Stateless Applications
Those applications that do not maintain any form of persistent state or data locally are called stateless applications. In stateless applications, each request or interaction is treated independently. These applications are designed to be highly scalable, easy to manage and fault-tolerant because unlike Stateful applications, they don’t have to track past interactions or requests.
Stateless applications are deployed using deployment component. Deployment is an abstraction of pods and allows you to replicate the application meaning it allows you to run to 1, 5, 10 or n identical pods of the same stateless application.

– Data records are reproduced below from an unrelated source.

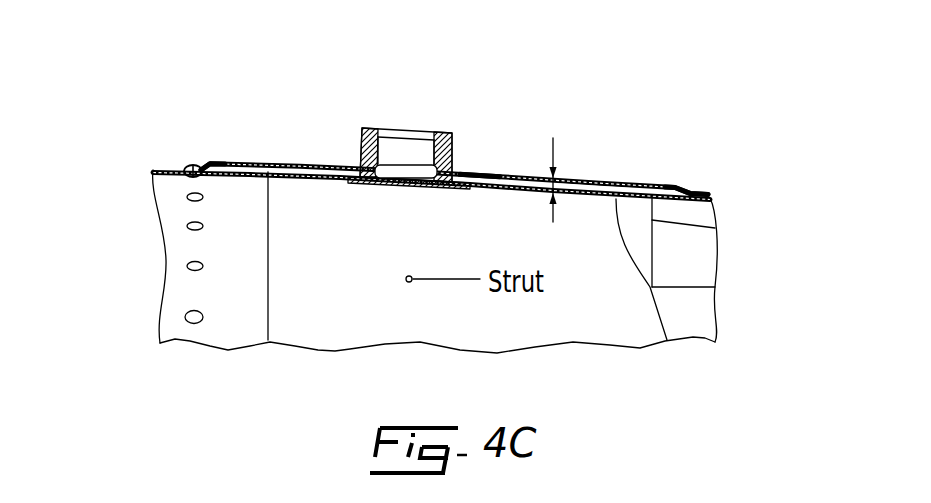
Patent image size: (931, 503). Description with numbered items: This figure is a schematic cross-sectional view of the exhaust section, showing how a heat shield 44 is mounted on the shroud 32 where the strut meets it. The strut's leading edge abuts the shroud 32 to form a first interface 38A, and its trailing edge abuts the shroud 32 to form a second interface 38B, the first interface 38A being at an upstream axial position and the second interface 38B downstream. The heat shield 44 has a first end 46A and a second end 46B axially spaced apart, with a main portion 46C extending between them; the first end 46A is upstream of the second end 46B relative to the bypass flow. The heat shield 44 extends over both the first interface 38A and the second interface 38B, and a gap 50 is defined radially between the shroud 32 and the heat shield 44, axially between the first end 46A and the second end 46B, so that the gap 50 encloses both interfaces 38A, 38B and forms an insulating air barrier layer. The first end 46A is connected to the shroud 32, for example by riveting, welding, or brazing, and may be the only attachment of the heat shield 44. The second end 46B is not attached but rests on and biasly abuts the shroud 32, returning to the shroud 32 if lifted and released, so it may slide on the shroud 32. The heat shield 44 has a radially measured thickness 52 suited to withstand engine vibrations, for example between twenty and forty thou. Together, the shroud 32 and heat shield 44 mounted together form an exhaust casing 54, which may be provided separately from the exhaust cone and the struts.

The shroud 32 is at (307, 165).
The first interface 38A is at (258, 183).
The second interface 38B is at (619, 200).
The heat shield 44 is at (534, 177).
The first end 46A is at (182, 167).
The second end 46B is at (690, 189).
The main portion 46C is at (485, 176).
The gap 50 is at (572, 189).
The thickness 52 is at (553, 150).
The exhaust casing 54 is at (190, 150).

Kubernetes StatefulSets: Running Stateful Applications in Containers
StatefulSets are Kubernetes components that are used specifically for deploying stateful applications. In Kubernetes on the basis on methods of deploying. There are two types of applications – Stateful applications and stateless applications. Therefore, There are two ways for deploying an application on Kubernetes – through Deployment (for deploying stateless applications) and through StatefulSets (for deploying stateful applications).
Applications that maintain any form of persistent state or data are called stateful applications. Most of the database applications that we build like MySQL and MongoDB are stateful applications. The basic point of difference between a stateful and a stateless application is the need of persistent storage. Stateful applications requires a persistent storage while stateless applications do not have a need to store data, therefore they don’t require any persistent storage.